I can honestly say that I am honored and blessed to know these kids. I have known most of the youth group seniors since they were little, and have watched them grow up through the years. For the past two years I have been lucky enough to work with them at youth group. They are unique individuals, beautiful souls and hearts. They love life and they care about each other. One of them is also a volunteer at my hospice and he has been a prime example of human connection, graciousness, and compassion. Each of these young people have taught me so much about life. I have no doubt that they will make an impact on the world and I cannot wait to hear their stories.
As one of the "adults" in their life, it's part of my responsibility to dish out some advice for their first year of college. Here you go, kids.
- I know you're ultra busy with your friends, but spend time with your family, too. Your parents have gotten you this far, and they want to have quality time with you before you move away. Go to the movies with them, cook dinner for them. Take your little sister to the mall. Go to your little brother's soccer games. Your family are going to be the ones who come to your rescue when you need it the most, so make sure to squeeze them into your schedule.
- Say thank you to every single teacher, role model, mentor, etc that pushed you through high school and helped to mold you into who you are right now. They will love hearing it, and you'll feel a sense of relief in letting out your gratitude.
- Enjoy yourself. Do not get wrapped up in petty drama. Time is moving too fast, now. You don't want to leave your friends on a bad note. Have fun. Surround yourself with people who you care about and who care about you.
- Don't have too much fun. Be safe and smart.
- Save your money. If you have a summer job, don't blow it the second the paycheck is deposited to your account. Save it. You're going to need it. There will be a random Thursday night in college when you won't want cafeteria food, ramen noodles, or pizza, and you should be able to have enough cash to take yourself out for a normal meal.
- Call home at least twice a week.
- Be friendly, but not too friendly. Don't let people take advantage of you.

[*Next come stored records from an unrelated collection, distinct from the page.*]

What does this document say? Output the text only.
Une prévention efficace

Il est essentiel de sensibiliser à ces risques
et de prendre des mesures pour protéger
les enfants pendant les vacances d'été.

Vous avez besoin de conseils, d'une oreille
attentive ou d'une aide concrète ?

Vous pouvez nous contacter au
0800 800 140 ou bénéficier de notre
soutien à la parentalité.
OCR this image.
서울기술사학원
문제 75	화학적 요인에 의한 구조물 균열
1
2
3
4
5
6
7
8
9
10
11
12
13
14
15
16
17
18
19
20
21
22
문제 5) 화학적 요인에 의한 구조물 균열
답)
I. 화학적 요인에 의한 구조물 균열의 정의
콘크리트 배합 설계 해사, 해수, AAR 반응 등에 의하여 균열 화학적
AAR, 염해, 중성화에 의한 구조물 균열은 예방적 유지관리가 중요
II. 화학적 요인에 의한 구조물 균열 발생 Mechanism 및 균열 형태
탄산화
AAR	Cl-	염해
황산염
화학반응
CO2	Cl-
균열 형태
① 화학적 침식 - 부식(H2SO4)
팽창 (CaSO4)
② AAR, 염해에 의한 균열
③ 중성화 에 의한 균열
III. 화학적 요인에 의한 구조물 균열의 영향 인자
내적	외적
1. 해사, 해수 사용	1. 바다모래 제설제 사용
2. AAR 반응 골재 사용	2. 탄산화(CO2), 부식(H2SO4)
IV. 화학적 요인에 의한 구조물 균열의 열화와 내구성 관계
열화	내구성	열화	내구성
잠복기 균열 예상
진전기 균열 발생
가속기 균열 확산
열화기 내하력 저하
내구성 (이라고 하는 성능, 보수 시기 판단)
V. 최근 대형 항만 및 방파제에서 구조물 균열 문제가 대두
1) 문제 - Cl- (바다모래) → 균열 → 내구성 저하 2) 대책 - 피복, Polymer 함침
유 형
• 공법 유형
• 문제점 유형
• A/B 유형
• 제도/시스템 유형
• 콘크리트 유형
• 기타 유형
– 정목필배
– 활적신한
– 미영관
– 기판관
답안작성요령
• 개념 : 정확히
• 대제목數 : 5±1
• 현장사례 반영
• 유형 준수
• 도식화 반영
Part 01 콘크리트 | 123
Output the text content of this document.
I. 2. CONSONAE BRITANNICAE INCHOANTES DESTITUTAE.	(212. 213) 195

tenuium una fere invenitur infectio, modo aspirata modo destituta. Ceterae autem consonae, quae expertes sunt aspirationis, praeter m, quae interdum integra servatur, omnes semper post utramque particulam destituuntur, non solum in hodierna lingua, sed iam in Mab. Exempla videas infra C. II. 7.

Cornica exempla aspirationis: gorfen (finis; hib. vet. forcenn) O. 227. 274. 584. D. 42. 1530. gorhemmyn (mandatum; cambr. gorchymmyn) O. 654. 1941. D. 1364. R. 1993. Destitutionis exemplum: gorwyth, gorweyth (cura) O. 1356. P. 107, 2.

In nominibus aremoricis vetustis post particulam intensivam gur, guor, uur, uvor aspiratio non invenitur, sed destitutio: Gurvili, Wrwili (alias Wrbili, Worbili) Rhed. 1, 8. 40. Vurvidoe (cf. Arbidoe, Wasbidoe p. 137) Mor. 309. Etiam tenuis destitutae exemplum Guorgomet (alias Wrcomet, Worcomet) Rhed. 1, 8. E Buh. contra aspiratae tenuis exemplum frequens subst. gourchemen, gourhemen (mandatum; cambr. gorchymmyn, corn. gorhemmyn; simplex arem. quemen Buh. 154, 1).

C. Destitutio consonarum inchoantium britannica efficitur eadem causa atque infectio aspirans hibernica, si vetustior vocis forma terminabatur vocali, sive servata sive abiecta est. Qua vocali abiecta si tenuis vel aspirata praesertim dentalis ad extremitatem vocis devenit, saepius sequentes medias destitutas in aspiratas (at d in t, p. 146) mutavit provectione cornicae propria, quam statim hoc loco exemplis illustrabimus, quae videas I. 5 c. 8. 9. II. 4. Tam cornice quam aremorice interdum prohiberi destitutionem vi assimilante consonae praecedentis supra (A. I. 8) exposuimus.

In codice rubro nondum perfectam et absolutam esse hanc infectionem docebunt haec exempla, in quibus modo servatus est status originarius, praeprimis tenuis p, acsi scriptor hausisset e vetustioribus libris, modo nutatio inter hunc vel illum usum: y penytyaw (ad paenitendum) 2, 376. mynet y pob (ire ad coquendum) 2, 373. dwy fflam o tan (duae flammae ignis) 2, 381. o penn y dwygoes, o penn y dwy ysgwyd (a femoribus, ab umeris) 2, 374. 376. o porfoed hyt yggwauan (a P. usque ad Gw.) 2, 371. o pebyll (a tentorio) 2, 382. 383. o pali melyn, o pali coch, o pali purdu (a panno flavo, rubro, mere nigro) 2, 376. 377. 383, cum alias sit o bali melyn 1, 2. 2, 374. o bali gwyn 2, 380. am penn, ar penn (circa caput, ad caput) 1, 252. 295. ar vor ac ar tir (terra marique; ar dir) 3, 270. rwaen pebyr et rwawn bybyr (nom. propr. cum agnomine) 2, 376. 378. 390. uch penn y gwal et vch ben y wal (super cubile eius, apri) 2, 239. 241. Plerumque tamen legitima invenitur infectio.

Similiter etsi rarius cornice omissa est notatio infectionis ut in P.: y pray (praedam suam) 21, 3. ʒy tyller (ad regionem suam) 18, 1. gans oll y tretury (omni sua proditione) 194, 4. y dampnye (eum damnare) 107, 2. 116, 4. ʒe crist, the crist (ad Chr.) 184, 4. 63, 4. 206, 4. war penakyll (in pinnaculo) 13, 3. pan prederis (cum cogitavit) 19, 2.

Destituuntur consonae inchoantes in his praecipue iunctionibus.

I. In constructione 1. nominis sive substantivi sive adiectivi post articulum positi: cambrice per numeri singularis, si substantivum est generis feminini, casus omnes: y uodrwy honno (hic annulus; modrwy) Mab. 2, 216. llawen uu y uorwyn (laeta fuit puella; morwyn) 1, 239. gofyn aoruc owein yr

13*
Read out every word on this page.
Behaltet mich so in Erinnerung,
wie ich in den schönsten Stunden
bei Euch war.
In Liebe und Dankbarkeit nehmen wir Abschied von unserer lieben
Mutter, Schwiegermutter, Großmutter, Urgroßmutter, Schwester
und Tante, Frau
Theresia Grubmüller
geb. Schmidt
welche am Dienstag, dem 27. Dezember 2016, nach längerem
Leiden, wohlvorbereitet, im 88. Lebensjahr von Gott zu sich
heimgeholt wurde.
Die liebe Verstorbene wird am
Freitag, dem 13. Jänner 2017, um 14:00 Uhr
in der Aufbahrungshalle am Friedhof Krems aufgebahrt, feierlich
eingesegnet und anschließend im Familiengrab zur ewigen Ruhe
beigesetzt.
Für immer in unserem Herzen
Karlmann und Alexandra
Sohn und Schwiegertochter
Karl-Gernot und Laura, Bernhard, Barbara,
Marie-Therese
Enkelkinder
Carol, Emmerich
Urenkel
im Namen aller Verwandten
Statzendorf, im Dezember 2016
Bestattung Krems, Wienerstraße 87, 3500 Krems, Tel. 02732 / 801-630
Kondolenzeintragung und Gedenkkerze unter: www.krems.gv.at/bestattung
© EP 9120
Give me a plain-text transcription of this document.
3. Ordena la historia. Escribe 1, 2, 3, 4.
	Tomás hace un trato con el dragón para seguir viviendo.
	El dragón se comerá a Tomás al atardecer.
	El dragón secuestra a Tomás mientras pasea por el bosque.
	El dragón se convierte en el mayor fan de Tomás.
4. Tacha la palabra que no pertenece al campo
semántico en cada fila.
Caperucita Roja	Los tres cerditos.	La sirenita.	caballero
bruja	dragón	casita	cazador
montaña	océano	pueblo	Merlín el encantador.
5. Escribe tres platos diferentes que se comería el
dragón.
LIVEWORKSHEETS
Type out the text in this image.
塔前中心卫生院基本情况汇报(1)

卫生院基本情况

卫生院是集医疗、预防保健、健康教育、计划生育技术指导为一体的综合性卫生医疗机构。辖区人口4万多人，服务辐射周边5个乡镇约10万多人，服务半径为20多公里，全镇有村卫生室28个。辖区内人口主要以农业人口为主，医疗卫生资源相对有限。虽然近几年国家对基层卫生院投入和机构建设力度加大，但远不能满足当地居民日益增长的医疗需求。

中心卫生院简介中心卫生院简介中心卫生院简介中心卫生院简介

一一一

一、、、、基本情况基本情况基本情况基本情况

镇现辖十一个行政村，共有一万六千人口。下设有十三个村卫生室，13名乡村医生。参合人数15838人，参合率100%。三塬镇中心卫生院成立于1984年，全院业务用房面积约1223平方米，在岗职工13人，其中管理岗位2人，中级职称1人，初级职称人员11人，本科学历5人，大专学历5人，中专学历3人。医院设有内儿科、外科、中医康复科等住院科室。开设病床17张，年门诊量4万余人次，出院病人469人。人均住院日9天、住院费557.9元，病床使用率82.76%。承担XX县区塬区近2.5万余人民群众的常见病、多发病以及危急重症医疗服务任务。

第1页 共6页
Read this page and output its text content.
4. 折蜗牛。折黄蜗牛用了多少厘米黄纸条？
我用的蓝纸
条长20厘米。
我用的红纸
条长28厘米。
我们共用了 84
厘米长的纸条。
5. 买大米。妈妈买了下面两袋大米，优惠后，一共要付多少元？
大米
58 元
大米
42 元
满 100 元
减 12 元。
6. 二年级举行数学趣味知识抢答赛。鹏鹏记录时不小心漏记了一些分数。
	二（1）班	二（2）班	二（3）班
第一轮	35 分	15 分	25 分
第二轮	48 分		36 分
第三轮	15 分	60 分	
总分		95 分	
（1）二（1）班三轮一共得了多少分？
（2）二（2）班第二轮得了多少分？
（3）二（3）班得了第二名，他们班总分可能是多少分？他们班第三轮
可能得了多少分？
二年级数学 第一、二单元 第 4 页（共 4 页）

- Find something that fits your interests and become involved in it- a club, an academic group, a church community on campus, something.
- Keep your values in check. Do not change your beliefs to fit in.
- If you get stuck on something and need help, call someone from back home- someone who knows you and who has seen all sides of you.
- Surprise people with handwritten notes.
- STUDY. Study some more. Work hard. Do well in your classes.
- Ask questions.
- Don't stress about your major. You may wind up doing something completely different anyway. Do what suites you but know that your life is going to take many different turns.
- Donate to your high school. Even if it's $10 a year.
- Be yourself.
So Erin, Annie, Gracie, Ish, Trish, Pat....hugs to you. I am going to miss you guys, and I wish you the very best of luck. I hope you know that I looked forward to my Sunday nights with you. There were many times when those few hours cheered me up or changed my perspective on something.